LouReedRichards: I’m about 6 weeks ahead of schedule (these take a bit longer than the one I did in 2012, so I tried to get way out in front), but I will take suggestions. As always, it has to be artists I actually have and I’m specifically looking for ones that change quite a bit over their career. I might do a day or two on Byrne, for instance, but his art has changed so little over the decades that I doubt if I’d have much to say about him. But feel free to suggest artists!

nice to see even way before kirby worked his magic to help the mu be birthed and also at dc. he really with his old work proved why the king of comics fits him. art wise. and now going to have to track down a copy of that issue to see how maybe blue bolt saves the green sorceress from being cannon fodder

chad: Supermen!, which is where this is reprinted, is a great book. Not only does it have this story, it has a ton of wacky comics by several great Golden Age creators. I highly recommend it!

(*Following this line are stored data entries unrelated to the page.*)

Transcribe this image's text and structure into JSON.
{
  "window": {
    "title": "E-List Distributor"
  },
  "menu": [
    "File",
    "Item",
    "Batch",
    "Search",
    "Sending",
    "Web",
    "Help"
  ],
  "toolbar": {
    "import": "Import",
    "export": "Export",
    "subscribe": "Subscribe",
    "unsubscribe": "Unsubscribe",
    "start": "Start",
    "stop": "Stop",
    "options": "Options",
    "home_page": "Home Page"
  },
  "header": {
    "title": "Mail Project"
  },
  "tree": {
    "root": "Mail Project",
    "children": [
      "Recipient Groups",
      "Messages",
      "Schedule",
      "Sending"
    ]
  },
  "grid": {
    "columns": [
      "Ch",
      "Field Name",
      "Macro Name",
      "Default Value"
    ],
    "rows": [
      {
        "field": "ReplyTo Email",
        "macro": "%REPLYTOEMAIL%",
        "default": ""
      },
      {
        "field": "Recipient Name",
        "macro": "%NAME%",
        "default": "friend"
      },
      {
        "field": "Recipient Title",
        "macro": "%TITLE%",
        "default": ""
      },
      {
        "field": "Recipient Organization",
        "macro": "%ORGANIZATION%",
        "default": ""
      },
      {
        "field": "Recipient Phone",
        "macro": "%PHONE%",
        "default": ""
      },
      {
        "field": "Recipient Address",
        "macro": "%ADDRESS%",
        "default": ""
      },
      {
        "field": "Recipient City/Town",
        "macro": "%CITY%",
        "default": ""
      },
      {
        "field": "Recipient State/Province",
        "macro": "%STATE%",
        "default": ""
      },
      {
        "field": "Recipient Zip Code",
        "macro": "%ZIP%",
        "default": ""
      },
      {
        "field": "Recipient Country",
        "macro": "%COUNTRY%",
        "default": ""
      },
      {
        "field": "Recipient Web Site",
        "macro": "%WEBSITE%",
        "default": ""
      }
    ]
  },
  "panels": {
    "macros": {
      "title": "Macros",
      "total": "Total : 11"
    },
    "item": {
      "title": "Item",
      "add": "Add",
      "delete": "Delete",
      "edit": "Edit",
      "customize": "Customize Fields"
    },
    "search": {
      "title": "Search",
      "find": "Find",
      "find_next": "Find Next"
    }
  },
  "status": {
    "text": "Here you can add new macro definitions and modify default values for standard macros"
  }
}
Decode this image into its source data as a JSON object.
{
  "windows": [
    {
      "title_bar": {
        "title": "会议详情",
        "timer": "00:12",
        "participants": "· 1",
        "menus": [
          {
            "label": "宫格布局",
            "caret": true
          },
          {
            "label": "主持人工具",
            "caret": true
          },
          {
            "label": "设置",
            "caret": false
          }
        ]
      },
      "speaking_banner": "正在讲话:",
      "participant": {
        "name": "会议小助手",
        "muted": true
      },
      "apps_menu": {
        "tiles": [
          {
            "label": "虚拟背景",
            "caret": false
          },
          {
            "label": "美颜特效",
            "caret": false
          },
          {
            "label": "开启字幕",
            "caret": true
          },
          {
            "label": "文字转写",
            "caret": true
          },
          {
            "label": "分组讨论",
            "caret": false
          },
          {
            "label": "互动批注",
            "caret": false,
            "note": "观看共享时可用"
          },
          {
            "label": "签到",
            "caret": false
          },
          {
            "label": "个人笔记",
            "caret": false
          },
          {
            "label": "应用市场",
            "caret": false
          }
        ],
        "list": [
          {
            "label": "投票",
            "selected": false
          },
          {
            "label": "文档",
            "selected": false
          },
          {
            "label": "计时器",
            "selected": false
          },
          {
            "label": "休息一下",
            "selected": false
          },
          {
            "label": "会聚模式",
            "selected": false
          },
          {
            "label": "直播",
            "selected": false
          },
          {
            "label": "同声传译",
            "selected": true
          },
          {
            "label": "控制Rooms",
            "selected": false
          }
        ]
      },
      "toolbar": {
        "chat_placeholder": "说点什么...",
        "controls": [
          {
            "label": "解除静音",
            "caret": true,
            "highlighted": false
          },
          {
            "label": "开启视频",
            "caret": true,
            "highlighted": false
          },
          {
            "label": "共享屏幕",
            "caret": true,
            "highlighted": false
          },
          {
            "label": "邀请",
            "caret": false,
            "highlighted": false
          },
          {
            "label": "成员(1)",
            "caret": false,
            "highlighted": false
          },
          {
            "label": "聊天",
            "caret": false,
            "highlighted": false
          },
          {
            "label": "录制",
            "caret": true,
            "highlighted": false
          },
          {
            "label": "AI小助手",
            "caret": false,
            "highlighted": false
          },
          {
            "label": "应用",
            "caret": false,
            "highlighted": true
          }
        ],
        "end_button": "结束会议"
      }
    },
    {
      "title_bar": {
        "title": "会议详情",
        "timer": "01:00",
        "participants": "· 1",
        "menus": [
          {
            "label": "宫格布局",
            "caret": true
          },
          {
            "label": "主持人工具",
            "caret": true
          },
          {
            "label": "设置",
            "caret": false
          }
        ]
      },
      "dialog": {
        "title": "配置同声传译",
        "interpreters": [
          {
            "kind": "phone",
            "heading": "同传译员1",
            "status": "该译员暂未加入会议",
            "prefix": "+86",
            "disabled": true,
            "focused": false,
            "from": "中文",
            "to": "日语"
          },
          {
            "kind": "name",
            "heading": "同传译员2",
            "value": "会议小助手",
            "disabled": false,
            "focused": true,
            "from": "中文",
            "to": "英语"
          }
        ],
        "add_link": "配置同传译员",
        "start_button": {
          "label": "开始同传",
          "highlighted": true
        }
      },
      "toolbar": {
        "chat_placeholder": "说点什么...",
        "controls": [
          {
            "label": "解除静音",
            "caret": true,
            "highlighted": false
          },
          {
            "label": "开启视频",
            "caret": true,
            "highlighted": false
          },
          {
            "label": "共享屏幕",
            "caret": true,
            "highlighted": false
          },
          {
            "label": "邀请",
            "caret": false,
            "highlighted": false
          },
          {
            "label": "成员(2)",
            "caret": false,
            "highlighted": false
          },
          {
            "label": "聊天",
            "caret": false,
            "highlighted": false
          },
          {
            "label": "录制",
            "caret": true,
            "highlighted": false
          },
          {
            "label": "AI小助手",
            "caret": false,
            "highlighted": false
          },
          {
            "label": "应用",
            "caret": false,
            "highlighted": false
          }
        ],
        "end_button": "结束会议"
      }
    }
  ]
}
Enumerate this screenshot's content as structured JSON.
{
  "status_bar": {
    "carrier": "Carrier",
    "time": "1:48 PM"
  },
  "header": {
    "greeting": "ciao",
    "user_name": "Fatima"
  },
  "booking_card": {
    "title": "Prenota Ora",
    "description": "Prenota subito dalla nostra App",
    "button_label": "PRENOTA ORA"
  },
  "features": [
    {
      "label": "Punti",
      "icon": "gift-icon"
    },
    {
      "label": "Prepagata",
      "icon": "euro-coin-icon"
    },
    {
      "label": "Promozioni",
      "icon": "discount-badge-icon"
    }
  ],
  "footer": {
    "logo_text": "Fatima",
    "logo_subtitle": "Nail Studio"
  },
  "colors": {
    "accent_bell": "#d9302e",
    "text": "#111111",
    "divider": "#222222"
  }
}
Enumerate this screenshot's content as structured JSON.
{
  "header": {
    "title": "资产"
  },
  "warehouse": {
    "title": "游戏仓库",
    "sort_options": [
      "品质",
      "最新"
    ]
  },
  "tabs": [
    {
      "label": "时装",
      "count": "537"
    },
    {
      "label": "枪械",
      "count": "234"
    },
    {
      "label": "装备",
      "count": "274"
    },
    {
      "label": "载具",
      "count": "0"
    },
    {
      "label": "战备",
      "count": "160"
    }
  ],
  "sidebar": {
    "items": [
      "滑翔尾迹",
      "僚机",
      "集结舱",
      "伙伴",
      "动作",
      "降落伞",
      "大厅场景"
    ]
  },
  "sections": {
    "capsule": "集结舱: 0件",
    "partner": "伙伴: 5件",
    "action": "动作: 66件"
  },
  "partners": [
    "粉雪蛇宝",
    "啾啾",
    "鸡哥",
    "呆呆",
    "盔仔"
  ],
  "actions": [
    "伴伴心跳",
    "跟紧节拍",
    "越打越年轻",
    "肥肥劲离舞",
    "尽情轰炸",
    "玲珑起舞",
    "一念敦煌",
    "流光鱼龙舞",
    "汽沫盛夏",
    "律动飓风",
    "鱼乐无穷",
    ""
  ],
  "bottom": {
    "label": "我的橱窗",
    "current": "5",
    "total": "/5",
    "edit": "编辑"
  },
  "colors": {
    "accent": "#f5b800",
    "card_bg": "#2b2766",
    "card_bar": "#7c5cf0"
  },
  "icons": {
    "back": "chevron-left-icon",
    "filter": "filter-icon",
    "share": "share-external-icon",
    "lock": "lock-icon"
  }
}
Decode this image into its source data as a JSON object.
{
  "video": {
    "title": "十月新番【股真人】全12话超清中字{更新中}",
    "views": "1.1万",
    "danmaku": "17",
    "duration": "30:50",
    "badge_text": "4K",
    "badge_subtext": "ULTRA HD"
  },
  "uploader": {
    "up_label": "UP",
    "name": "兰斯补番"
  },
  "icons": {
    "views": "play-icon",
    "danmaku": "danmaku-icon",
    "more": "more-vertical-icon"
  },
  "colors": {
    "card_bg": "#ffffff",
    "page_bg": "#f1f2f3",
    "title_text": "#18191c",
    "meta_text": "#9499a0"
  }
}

Hey Greg, great column and I’m really looking forward to reading it throughout the year. I assume you already have plans to look at Frank Miller and Bill Sienkiewicz (two great, important artists whose styles have obviously changed quite a bit over the years), but here are two more artists that I think have gone through really interesting evolutions in their styles and would definitely be worth a look: Chris Bachalo and Tony Harris.

Daniel: I have already thought about both Bachalo and Harris, because you’re right that they’ve gone through many changes. I’ll probably do Sienkiewicz and Miller, but I did a lot on them two years ago, so I’m not as keen on them as I am for other artists, especially because there are so many to choose from! Because of their changes, though, I’ll probably get to them eventually.